Liebherr teste la chargeuse à l’hydrogène

C’est une première mondiale : Liebherr a introduit un moteur à hydrogène dans une chargeuse L 566 H et l’approvisionne en hydrogène vert depuis une station-service installée à l’usine de Bischofshofen, celle où sont fabriquées les chargeuses du groupe.

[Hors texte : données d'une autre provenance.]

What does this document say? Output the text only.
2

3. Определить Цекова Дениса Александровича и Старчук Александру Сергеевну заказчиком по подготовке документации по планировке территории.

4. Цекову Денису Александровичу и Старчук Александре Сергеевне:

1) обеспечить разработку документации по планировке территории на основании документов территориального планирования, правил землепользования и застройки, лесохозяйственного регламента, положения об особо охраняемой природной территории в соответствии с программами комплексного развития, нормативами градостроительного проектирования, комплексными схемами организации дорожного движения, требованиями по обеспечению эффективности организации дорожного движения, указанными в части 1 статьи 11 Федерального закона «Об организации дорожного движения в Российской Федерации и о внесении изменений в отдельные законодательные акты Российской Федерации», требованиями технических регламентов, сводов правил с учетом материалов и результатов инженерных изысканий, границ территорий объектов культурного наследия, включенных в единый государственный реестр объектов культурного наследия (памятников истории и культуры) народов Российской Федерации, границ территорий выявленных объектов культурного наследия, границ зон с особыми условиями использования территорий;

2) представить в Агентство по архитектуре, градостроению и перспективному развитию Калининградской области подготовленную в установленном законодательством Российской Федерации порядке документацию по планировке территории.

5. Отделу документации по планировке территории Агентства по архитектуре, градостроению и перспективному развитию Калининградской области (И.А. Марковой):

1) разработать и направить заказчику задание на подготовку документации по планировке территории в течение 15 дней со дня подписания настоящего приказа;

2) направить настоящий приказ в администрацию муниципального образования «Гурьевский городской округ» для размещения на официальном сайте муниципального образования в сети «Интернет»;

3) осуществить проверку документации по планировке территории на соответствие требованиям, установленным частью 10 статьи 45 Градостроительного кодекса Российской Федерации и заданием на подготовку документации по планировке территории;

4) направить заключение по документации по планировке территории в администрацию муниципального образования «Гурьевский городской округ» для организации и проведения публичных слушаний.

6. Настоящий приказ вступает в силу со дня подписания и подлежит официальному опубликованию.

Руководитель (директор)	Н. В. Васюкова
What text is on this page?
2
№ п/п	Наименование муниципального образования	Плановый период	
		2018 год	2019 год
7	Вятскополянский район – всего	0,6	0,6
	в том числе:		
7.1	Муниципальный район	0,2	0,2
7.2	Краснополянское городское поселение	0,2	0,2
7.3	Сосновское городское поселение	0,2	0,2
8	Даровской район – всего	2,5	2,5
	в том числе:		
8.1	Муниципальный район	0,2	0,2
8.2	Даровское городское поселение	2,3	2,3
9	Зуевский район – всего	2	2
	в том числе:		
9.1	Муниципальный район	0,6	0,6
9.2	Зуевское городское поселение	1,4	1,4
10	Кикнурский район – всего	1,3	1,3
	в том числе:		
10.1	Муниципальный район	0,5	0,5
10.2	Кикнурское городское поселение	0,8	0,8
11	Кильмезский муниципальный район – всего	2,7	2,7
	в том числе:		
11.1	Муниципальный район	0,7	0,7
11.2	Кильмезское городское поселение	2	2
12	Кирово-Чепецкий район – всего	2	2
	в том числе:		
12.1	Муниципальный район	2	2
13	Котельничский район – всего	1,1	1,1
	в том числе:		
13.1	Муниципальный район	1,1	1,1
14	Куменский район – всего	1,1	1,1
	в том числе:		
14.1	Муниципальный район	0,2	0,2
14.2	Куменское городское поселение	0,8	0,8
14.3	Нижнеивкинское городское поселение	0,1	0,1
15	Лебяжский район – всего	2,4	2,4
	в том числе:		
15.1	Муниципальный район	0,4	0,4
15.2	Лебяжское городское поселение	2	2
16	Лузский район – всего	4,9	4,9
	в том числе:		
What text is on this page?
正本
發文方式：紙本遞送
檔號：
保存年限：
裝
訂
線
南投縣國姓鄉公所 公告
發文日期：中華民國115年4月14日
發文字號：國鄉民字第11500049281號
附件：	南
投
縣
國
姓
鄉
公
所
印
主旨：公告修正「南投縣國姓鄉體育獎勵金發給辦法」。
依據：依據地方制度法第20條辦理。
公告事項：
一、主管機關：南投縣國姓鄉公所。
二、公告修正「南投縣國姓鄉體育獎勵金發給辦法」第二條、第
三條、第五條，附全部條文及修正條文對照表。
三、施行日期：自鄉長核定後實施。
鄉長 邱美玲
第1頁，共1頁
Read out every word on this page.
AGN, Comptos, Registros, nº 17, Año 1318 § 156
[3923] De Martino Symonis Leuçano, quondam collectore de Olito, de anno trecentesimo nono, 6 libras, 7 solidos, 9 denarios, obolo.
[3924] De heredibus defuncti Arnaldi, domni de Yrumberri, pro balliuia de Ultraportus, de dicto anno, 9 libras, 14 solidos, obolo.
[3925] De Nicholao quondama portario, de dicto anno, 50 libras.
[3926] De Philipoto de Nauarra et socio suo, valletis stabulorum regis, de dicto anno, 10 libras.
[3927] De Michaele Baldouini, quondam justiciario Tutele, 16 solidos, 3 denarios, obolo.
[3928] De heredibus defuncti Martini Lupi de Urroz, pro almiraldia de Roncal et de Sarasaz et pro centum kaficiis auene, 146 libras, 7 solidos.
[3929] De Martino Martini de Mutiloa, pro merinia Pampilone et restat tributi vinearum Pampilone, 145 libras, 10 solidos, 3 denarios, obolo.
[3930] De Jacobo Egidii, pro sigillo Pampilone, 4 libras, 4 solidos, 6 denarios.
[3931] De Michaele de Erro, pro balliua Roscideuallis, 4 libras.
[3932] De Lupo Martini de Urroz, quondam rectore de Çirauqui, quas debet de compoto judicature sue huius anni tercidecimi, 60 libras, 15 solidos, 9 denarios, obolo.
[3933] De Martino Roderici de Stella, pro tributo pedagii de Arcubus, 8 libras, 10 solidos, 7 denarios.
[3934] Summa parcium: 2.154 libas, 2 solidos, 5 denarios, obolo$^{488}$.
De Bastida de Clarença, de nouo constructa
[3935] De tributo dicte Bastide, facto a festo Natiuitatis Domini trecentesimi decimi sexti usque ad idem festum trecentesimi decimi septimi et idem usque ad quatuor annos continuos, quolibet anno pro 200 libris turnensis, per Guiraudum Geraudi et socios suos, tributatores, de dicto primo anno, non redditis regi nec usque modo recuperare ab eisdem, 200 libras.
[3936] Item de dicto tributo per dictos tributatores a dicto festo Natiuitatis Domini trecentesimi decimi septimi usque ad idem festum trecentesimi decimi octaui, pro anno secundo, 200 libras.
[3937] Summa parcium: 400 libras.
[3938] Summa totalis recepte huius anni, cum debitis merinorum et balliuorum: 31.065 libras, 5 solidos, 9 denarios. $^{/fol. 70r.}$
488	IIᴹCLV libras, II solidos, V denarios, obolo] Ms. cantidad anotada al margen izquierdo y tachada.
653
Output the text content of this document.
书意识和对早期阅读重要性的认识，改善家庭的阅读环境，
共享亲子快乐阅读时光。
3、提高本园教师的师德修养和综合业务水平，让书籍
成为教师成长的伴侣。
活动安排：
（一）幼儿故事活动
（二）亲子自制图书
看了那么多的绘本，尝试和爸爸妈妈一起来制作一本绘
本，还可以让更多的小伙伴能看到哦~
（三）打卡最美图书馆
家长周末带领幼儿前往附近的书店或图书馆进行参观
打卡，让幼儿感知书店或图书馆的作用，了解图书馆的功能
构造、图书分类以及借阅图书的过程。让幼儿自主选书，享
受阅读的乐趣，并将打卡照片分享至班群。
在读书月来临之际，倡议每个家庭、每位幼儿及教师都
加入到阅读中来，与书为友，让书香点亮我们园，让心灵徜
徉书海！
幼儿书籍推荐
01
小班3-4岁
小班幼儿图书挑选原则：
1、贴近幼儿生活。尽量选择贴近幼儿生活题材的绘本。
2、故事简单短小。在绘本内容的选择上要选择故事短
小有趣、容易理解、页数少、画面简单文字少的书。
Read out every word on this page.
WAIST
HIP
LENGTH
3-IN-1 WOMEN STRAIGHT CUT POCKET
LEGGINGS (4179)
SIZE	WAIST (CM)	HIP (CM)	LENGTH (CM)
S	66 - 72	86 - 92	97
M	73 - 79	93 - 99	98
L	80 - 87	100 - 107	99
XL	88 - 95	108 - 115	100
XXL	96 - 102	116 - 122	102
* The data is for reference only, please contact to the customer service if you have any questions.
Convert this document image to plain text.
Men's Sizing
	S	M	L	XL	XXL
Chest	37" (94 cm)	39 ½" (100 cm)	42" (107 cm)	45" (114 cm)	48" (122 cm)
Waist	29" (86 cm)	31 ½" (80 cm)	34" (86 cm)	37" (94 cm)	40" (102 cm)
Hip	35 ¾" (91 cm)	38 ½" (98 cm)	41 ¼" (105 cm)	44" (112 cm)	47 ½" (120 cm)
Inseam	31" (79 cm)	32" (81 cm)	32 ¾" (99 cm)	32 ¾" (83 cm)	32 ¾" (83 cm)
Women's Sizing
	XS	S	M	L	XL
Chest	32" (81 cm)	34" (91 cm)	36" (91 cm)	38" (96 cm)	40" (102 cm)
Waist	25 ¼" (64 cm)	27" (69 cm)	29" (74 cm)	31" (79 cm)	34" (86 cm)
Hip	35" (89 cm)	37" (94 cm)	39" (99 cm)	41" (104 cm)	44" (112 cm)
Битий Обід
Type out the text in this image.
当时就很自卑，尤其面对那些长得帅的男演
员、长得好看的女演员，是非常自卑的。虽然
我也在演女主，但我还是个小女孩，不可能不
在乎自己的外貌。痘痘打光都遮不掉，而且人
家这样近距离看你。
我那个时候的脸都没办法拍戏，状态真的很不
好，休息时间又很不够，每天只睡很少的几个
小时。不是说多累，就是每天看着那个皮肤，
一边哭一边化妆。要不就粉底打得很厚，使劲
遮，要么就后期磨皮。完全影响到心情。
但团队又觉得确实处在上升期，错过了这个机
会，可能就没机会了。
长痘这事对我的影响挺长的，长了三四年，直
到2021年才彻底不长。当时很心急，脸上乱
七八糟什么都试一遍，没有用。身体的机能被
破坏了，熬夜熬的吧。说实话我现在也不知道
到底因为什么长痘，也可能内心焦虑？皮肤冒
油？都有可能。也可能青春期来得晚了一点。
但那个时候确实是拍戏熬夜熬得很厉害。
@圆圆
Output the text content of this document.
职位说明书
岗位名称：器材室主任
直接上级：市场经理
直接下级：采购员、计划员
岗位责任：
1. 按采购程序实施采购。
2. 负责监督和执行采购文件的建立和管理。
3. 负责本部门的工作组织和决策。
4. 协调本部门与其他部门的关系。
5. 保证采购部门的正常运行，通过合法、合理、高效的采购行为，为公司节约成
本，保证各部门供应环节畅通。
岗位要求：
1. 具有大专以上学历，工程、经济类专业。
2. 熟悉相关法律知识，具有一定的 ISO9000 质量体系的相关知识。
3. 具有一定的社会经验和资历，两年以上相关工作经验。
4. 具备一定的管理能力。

Coup double pour Liebherr au mois de juin : le constructeur a présenté le premier modèle de chargeuse sur pneus équipée d’un moteur à hydrogène dans son usine autrichienne de Bischofshofen, et la première station-service pour ce carburant. L’événement a eu lieu en présence de représentants politiques et économiques du pays.
Cette chargeuse, qui est un prototype comme l’est la pelle 9XX, est un modèle de grande taille dans la gamme du constructeur puisqu’il s’agit d’une L 566 H (200 kW) avec un poids en ordre de marche de 24 tonnes. Il s’agit de la première chargeuse au monde à recevoir un moteur à hydrogène. Dans un communiqué, Liebherr explique que « des études ont permis de conclure que cette technologie était la solution optimale pour faire fonctionner sans émissions de CO2 des véhicules de grande taille et difficiles à électrifier ». Si les solutions électriques à batteries conviennent pour la plupart des véhicules de moins de 15 tonnes, ce n’est pas le cas pour les machines plus imposantes aux besoins énergétiques élevés dont la masse en service peut atteindre jusqu’à 40 tonnes. Les moteurs à hydrogène représentent un « type d’entraînement idéal », précise-t-il. Si le constructeur ne mentionne rien sur le type de moteur en question, il s’agit vraisemblablement d’un moteur à injection directe, comme le rappelait Thomas Hass, product manager chez Liebherr France. L’injection directe, selon lui, « ne donnant pas assez de dynamique ». Lors des démonstrations organisées durant cet événement, la L 566 H chargeait un camion MAN (modèle hTGX) équipé lui aussi d’un moteur à hydrogène développant 383 kW de puissance et délivrant un couple allant jusqu’à 2 500 Nm. Ce véhicule peut parcourir jusqu’à 600 km selon la configuration d’essieux choisie (6×2 ou 6×4).

Avec de l’hydrogène vert

Liebherr a également présenté sa propre station-service à hydrogène installée à l’usine de Bischofshofen. Ce modèle, le premier du genre dans la région de Salzbourg, est une collaboration avec le constructeur allemand Maximator Hydrogen. Les deux entreprises ont d’ailleurs initié un partenariat de rechercher visant à mettre au point les possibilités de ravitaillement en hydrogène sur les chantiers. Une solution appelée Max Mobile Refueler consiste à ne transporter que la quantité d’hydrogène nécessaire pour ravitailler les engins. De son côté, Maximator Hydrogen a mis au point un fluide pouvant entrer en contact avec l’hydrogène, en toute sécurité : une pompe actionnée par l’entraînement hydraulique de l’engin de construction utilise le fluide pour aspirer la quantité d’hydrogène nécessaire à son fonctionnement.
Le Max Mobile Refueler est préalablement rempli d’hydrogène dans une station-service. En tant que système intégré à une remorque ou à un véhicule, il est conduit vers l’engin qui est ravitaillé à 700 bar en moins de 15 minutes. La plus petite version du Max Mobile Refueler (1000 kg) peut ravitailler 40 kg d’hydrogène à 700 bar et à 15 °C.
L’approvisionnement en hydrogène vert de la station service est assuré par l’entreprise autrichienne Mpreis depuis son usine de Völs dans le Tyrol, où elle a développé un système d’électrolyse alcaline sous pression de 3,2 MW.
Quel est intérêt d’installer une station-service à l’usine ? « Un accès à l’hydrogène est essentiel afin que nous puissions faire avancer la recherche et poursuivre nos objectifs en matière de décarbonation des engins de construction », a expliqué le Dr Herbert Pfab, directeur technique de l’usine Liebherr Bischofshofen. Alors, peut-être y aura-t-il d’autres développements de machines équipées de cette motorisation ? À suivre.